|M.Sc Student||Samra Nitzan|
|Subject||Deciphering the Translation Independent Localization|
Mechanism of mRNAs to the ER Membrane
|Department||Department of Biology||Supervisor||Professor Yoav Arava|
|Full Thesis text|
In eukaryotic cells proteins are sorted to each organelle to maintain their proper function. Proteins destined for secretion or the plasma membrane, are targeted to the endoplasmic reticulum (ER) by either of two distinct mechanisms: co and post translation localization. In post-translation pathway, the protein is targeted after its complete synthesis, with the help of many chaperones. In the co-translational pathway the targeting occurs while the protein is translated. An N-terminal polypeptide is recognized by the signal recognition particle (SRP), and the mRNA-ribosome-polypeptide complex is transported to the vicinity of the ER and recognized by SRP receptor. Recently, growing evidence indicates that many mRNAs encoding ER-targeted proteins associate with the ER membrane in translation independent manner. This suggests a novel mode of targeting.
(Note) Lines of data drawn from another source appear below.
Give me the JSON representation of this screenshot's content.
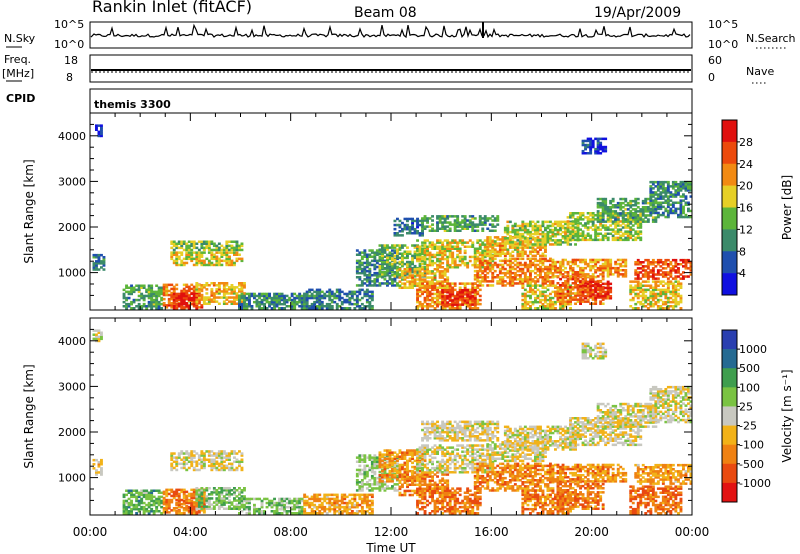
{
  "header": {
    "title": "Rankin Inlet (fitACF)",
    "beam": "Beam 08",
    "date": "19/Apr/2009"
  },
  "strip_labels": {
    "nsky": "N.Sky",
    "nsky_top": "10^5",
    "nsky_bottom": "10^0",
    "nsearch": "N.Search",
    "nsearch_top": "10^5",
    "nsearch_bottom": "10^0",
    "freq": "Freq.",
    "freq_unit": "[MHz]",
    "freq_top": "18",
    "freq_bottom": "8",
    "nave": "Nave",
    "nave_top": "60",
    "nave_bottom": "0",
    "cpid": "CPID",
    "cpid_value": "themis 3300"
  },
  "chart_data": [
    {
      "type": "heatmap",
      "name": "power",
      "ylabel": "Slant Range [km]",
      "xlabel": "Time UT",
      "x_ticks": [
        "00:00",
        "04:00",
        "08:00",
        "12:00",
        "16:00",
        "20:00",
        "00:00"
      ],
      "xlim_hours": [
        0,
        24
      ],
      "ylim_km": [
        180,
        4500
      ],
      "y_ticks": [
        1000,
        2000,
        3000,
        4000
      ],
      "colorbar_title": "Power [dB]",
      "colorbar_ticks": [
        "4",
        "8",
        "12",
        "16",
        "20",
        "24",
        "28"
      ],
      "colors": [
        "#1010e0",
        "#1f4fae",
        "#3b8a6a",
        "#5cb53a",
        "#e6cf26",
        "#f28a12",
        "#ec4a0c",
        "#e0100e"
      ],
      "regions": [
        {
          "t": [
            0.1,
            0.6
          ],
          "r": [
            1050,
            1400
          ],
          "level": 1.5
        },
        {
          "t": [
            0.2,
            0.5
          ],
          "r": [
            3980,
            4250
          ],
          "level": 0.5
        },
        {
          "t": [
            1.3,
            2.9
          ],
          "r": [
            200,
            700
          ],
          "level": 2.5
        },
        {
          "t": [
            2.9,
            4.4
          ],
          "r": [
            220,
            720
          ],
          "level": 5.5
        },
        {
          "t": [
            3.3,
            4.3
          ],
          "r": [
            200,
            550
          ],
          "level": 6.8
        },
        {
          "t": [
            4.2,
            6.1
          ],
          "r": [
            300,
            780
          ],
          "level": 4.5
        },
        {
          "t": [
            3.2,
            6.0
          ],
          "r": [
            1150,
            1450
          ],
          "level": 4.0
        },
        {
          "t": [
            3.2,
            6.0
          ],
          "r": [
            1480,
            1700
          ],
          "level": 3.2
        },
        {
          "t": [
            5.9,
            8.5
          ],
          "r": [
            200,
            520
          ],
          "level": 2.0
        },
        {
          "t": [
            8.5,
            11.2
          ],
          "r": [
            200,
            650
          ],
          "level": 1.8
        },
        {
          "t": [
            10.6,
            12.2
          ],
          "r": [
            700,
            1500
          ],
          "level": 2.0
        },
        {
          "t": [
            11.5,
            13.3
          ],
          "r": [
            900,
            1600
          ],
          "level": 3.0
        },
        {
          "t": [
            12.1,
            13.2
          ],
          "r": [
            1800,
            2200
          ],
          "level": 1.5
        },
        {
          "t": [
            12.3,
            14.2
          ],
          "r": [
            650,
            1100
          ],
          "level": 4.5
        },
        {
          "t": [
            13.0,
            15.5
          ],
          "r": [
            200,
            750
          ],
          "level": 5.2
        },
        {
          "t": [
            14.0,
            15.3
          ],
          "r": [
            280,
            600
          ],
          "level": 6.7
        },
        {
          "t": [
            13.0,
            16.0
          ],
          "r": [
            1100,
            1700
          ],
          "level": 4.0
        },
        {
          "t": [
            13.2,
            16.2
          ],
          "r": [
            1900,
            2250
          ],
          "level": 2.5
        },
        {
          "t": [
            15.3,
            18.5
          ],
          "r": [
            700,
            1300
          ],
          "level": 5.2
        },
        {
          "t": [
            15.8,
            18.2
          ],
          "r": [
            1350,
            1800
          ],
          "level": 4.5
        },
        {
          "t": [
            16.5,
            19.5
          ],
          "r": [
            1600,
            2100
          ],
          "level": 3.5
        },
        {
          "t": [
            17.2,
            19.2
          ],
          "r": [
            200,
            700
          ],
          "level": 4.0
        },
        {
          "t": [
            18.6,
            20.5
          ],
          "r": [
            300,
            900
          ],
          "level": 5.5
        },
        {
          "t": [
            19.5,
            20.8
          ],
          "r": [
            420,
            820
          ],
          "level": 6.3
        },
        {
          "t": [
            18.4,
            21.4
          ],
          "r": [
            900,
            1300
          ],
          "level": 5.0
        },
        {
          "t": [
            19.0,
            22.0
          ],
          "r": [
            1700,
            2300
          ],
          "level": 3.5
        },
        {
          "t": [
            20.2,
            22.6
          ],
          "r": [
            2100,
            2600
          ],
          "level": 2.5
        },
        {
          "t": [
            21.7,
            24.0
          ],
          "r": [
            850,
            1300
          ],
          "level": 6.0
        },
        {
          "t": [
            21.5,
            23.6
          ],
          "r": [
            200,
            800
          ],
          "level": 4.2
        },
        {
          "t": [
            22.3,
            24.0
          ],
          "r": [
            2200,
            3000
          ],
          "level": 2.0
        },
        {
          "t": [
            19.6,
            20.6
          ],
          "r": [
            3600,
            3950
          ],
          "level": 0.6
        }
      ]
    },
    {
      "type": "heatmap",
      "name": "velocity",
      "ylabel": "Slant Range [km]",
      "xlabel": "Time UT",
      "x_ticks": [
        "00:00",
        "04:00",
        "08:00",
        "12:00",
        "16:00",
        "20:00",
        "00:00"
      ],
      "xlim_hours": [
        0,
        24
      ],
      "ylim_km": [
        180,
        4500
      ],
      "y_ticks": [
        1000,
        2000,
        3000,
        4000
      ],
      "colorbar_title": "Velocity [m s⁻¹]",
      "colorbar_ticks": [
        "1000",
        "500",
        "100",
        "25",
        "-25",
        "-100",
        "-500",
        "-1000"
      ],
      "colors": [
        "#2a3fb0",
        "#256a92",
        "#3f9e4e",
        "#7ac342",
        "#c8c8c0",
        "#f2b218",
        "#ef8112",
        "#e94a10",
        "#e21212"
      ],
      "regions": [
        {
          "t": [
            0.1,
            0.5
          ],
          "r": [
            1050,
            1400
          ],
          "level": 4.6
        },
        {
          "t": [
            0.1,
            0.5
          ],
          "r": [
            3980,
            4250
          ],
          "level": 4.0
        },
        {
          "t": [
            1.3,
            2.9
          ],
          "r": [
            200,
            700
          ],
          "level": 2.5
        },
        {
          "t": [
            2.9,
            4.5
          ],
          "r": [
            220,
            720
          ],
          "level": 6.0
        },
        {
          "t": [
            3.4,
            4.3
          ],
          "r": [
            200,
            500
          ],
          "level": 6.4
        },
        {
          "t": [
            4.2,
            6.1
          ],
          "r": [
            300,
            780
          ],
          "level": 3.0
        },
        {
          "t": [
            3.2,
            6.0
          ],
          "r": [
            1150,
            1600
          ],
          "level": 4.3
        },
        {
          "t": [
            5.9,
            8.5
          ],
          "r": [
            200,
            520
          ],
          "level": 3.0
        },
        {
          "t": [
            8.5,
            11.2
          ],
          "r": [
            200,
            650
          ],
          "level": 5.5
        },
        {
          "t": [
            10.6,
            12.2
          ],
          "r": [
            700,
            1500
          ],
          "level": 3.2
        },
        {
          "t": [
            11.5,
            13.3
          ],
          "r": [
            900,
            1600
          ],
          "level": 5.6
        },
        {
          "t": [
            12.3,
            14.2
          ],
          "r": [
            600,
            1100
          ],
          "level": 6.0
        },
        {
          "t": [
            13.0,
            15.5
          ],
          "r": [
            200,
            750
          ],
          "level": 6.3
        },
        {
          "t": [
            13.0,
            16.0
          ],
          "r": [
            1100,
            1700
          ],
          "level": 4.2
        },
        {
          "t": [
            13.2,
            16.2
          ],
          "r": [
            1800,
            2250
          ],
          "level": 4.3
        },
        {
          "t": [
            15.3,
            18.5
          ],
          "r": [
            700,
            1300
          ],
          "level": 5.8
        },
        {
          "t": [
            15.8,
            18.2
          ],
          "r": [
            1350,
            1800
          ],
          "level": 4.2
        },
        {
          "t": [
            16.5,
            19.5
          ],
          "r": [
            1600,
            2100
          ],
          "level": 4.3
        },
        {
          "t": [
            17.2,
            19.2
          ],
          "r": [
            200,
            700
          ],
          "level": 6.2
        },
        {
          "t": [
            18.6,
            20.5
          ],
          "r": [
            300,
            900
          ],
          "level": 6.3
        },
        {
          "t": [
            18.4,
            21.4
          ],
          "r": [
            900,
            1300
          ],
          "level": 5.8
        },
        {
          "t": [
            19.0,
            22.0
          ],
          "r": [
            1700,
            2300
          ],
          "level": 4.2
        },
        {
          "t": [
            20.2,
            22.6
          ],
          "r": [
            2100,
            2600
          ],
          "level": 4.2
        },
        {
          "t": [
            21.7,
            24.0
          ],
          "r": [
            850,
            1300
          ],
          "level": 5.5
        },
        {
          "t": [
            21.5,
            23.6
          ],
          "r": [
            200,
            800
          ],
          "level": 6.4
        },
        {
          "t": [
            22.3,
            24.0
          ],
          "r": [
            2200,
            3000
          ],
          "level": 4.1
        },
        {
          "t": [
            19.6,
            20.6
          ],
          "r": [
            3600,
            3950
          ],
          "level": 4.0
        }
      ]
    }
  ]
}
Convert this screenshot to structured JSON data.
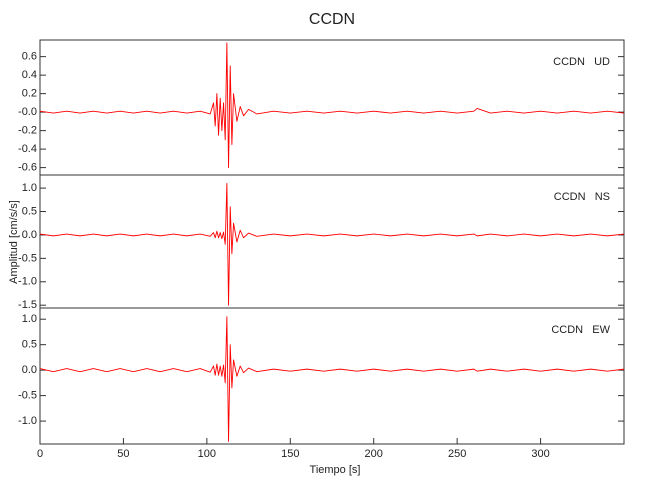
{
  "chart_data": [
    {
      "type": "line",
      "title": "CCDN",
      "label": "CCDN   UD",
      "x": [
        0,
        8,
        16,
        24,
        32,
        40,
        48,
        56,
        64,
        72,
        80,
        88,
        96,
        102,
        104,
        105,
        106,
        107,
        108,
        109,
        110,
        111,
        112,
        113,
        114,
        115,
        116,
        118,
        120,
        122,
        125,
        130,
        140,
        150,
        160,
        170,
        180,
        190,
        200,
        210,
        220,
        230,
        240,
        250,
        260,
        262,
        270,
        280,
        290,
        300,
        310,
        320,
        330,
        340,
        350
      ],
      "xlim": [
        0,
        350
      ],
      "ylim": [
        -0.68,
        0.78
      ],
      "yticks": [
        0.6,
        0.4,
        0.2,
        {
          "value": 0,
          "label": "-0.0"
        },
        -0.2,
        -0.4,
        -0.6
      ],
      "series": [
        {
          "color": "#ff0000",
          "values": [
            0.01,
            -0.01,
            0.01,
            -0.01,
            0.01,
            -0.01,
            0.01,
            -0.01,
            0.01,
            -0.01,
            0.01,
            -0.01,
            0.01,
            -0.02,
            0.1,
            -0.15,
            0.2,
            -0.25,
            0.15,
            -0.2,
            0.1,
            -0.3,
            0.75,
            -0.6,
            0.5,
            -0.35,
            0.2,
            -0.1,
            0.06,
            -0.04,
            0.03,
            -0.02,
            0.01,
            -0.01,
            0.01,
            -0.01,
            0.01,
            -0.01,
            0.01,
            -0.01,
            0.01,
            -0.01,
            0.01,
            -0.01,
            0.01,
            0.04,
            -0.01,
            0.01,
            -0.01,
            0.01,
            -0.01,
            0.01,
            -0.01,
            0.01,
            -0.01
          ]
        }
      ]
    },
    {
      "type": "line",
      "ylabel": "Amplitud [cm/s/s]",
      "label": "CCDN   NS",
      "x": [
        0,
        8,
        16,
        24,
        32,
        40,
        48,
        56,
        64,
        72,
        80,
        88,
        96,
        102,
        104,
        105,
        106,
        107,
        108,
        109,
        110,
        111,
        112,
        113,
        114,
        115,
        116,
        118,
        120,
        122,
        125,
        130,
        140,
        150,
        160,
        170,
        180,
        190,
        200,
        210,
        220,
        230,
        240,
        250,
        260,
        262,
        270,
        280,
        290,
        300,
        310,
        320,
        330,
        340,
        350
      ],
      "xlim": [
        0,
        350
      ],
      "ylim": [
        -1.56,
        1.28
      ],
      "yticks": [
        {
          "value": 1,
          "label": "1.0"
        },
        0.5,
        {
          "value": 0,
          "label": "0.0"
        },
        -0.5,
        {
          "value": -1,
          "label": "-1.0"
        },
        -1.5
      ],
      "series": [
        {
          "color": "#ff0000",
          "values": [
            0.02,
            -0.02,
            0.02,
            -0.02,
            0.02,
            -0.02,
            0.02,
            -0.02,
            0.02,
            -0.02,
            0.02,
            -0.02,
            0.02,
            -0.03,
            0.05,
            -0.06,
            0.08,
            -0.06,
            0.05,
            -0.08,
            0.06,
            -0.2,
            1.1,
            -1.5,
            0.6,
            -0.4,
            0.25,
            -0.15,
            0.1,
            -0.06,
            0.04,
            -0.03,
            0.02,
            -0.02,
            0.02,
            -0.02,
            0.02,
            -0.02,
            0.02,
            -0.02,
            0.02,
            -0.02,
            0.02,
            -0.02,
            0.02,
            -0.02,
            0.02,
            -0.02,
            0.02,
            -0.02,
            0.02,
            -0.02,
            0.02,
            -0.02,
            0.02
          ]
        }
      ]
    },
    {
      "type": "line",
      "xlabel": "Tiempo [s]",
      "label": "CCDN   EW",
      "x": [
        0,
        8,
        16,
        24,
        32,
        40,
        48,
        56,
        64,
        72,
        80,
        88,
        96,
        102,
        104,
        105,
        106,
        107,
        108,
        109,
        110,
        111,
        112,
        113,
        114,
        115,
        116,
        118,
        120,
        122,
        125,
        130,
        140,
        150,
        160,
        170,
        180,
        190,
        200,
        210,
        220,
        230,
        240,
        250,
        260,
        262,
        270,
        280,
        290,
        300,
        310,
        320,
        330,
        340,
        350
      ],
      "xlim": [
        0,
        350
      ],
      "ylim": [
        -1.45,
        1.22
      ],
      "xticks": [
        0,
        50,
        100,
        150,
        200,
        250,
        300
      ],
      "yticks": [
        {
          "value": 1,
          "label": "1.0"
        },
        0.5,
        {
          "value": 0,
          "label": "0.0"
        },
        -0.5,
        {
          "value": -1,
          "label": "-1.0"
        }
      ],
      "series": [
        {
          "color": "#ff0000",
          "values": [
            0.03,
            -0.03,
            0.03,
            -0.03,
            0.03,
            -0.03,
            0.03,
            -0.03,
            0.03,
            -0.03,
            0.03,
            -0.03,
            0.03,
            -0.04,
            0.08,
            -0.1,
            0.12,
            -0.1,
            0.08,
            -0.12,
            0.1,
            -0.25,
            1.05,
            -1.4,
            0.5,
            -0.35,
            0.2,
            -0.12,
            0.08,
            -0.05,
            0.04,
            -0.03,
            0.02,
            -0.02,
            0.02,
            -0.02,
            0.02,
            -0.02,
            0.02,
            -0.02,
            0.02,
            -0.02,
            0.02,
            -0.02,
            0.02,
            -0.02,
            0.02,
            -0.02,
            0.02,
            -0.02,
            0.02,
            -0.02,
            0.02,
            -0.02,
            0.02
          ]
        }
      ]
    }
  ]
}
In this study, our goal was to characterize the translation independent localization mechanism by finding proteins that are involved in this process. Our model system was the Saccharomyces cerevisiae plasma membrane protein 1 (PMP1) gene, which encodes small subunit of the plasma membrane H-ATPase. Previous studies in our lab showed that PMP1 mRNA is localized to the ER in translation independent manner through elements in its 3' untranslated region (UTR). We hypothesized that RBPs mediate this localization through binding to the elements in PMP1 3' UTR. To identify such proteins we used the RNA-binding protein purification and identification (RaPID) method that allows isolation of a specific RNA with its associated proteins.
Novel proteins were identified as associated with PMP1 mRNA; many of them are RNA binding proteins (RBPs). In order to test which candidate proteins influence PMP1 mRNA localization, its sedimentation in sucrose gradient was probed in deletion strain of these proteins. This analysis did not reveal a change in the ER localization of PMP1 mRNA in any of the tested proteins.
One of the identified proteins, the translation elongation factor YEF3, was further analyzed. Co-immunoprecipitation (co-IP) with TAP-tagged Yef3p confirmed its association with PMP1 mRNA. Furthermore, deletion of the 3' UTR region reduced Yef3p association. This suggests a possible role for Yef3p in PMP1 mRNA localization.
In summary, our study found new proteins associated with PMP1 mRNA and tested their role in its localization to the ER. Further tests are needed to determine the post-transcriptional role of these proteins. Furthermore, the regulatory role of Yef3 protein and its interaction with PMP1 3' UTR are yet to be determined and should be further explored.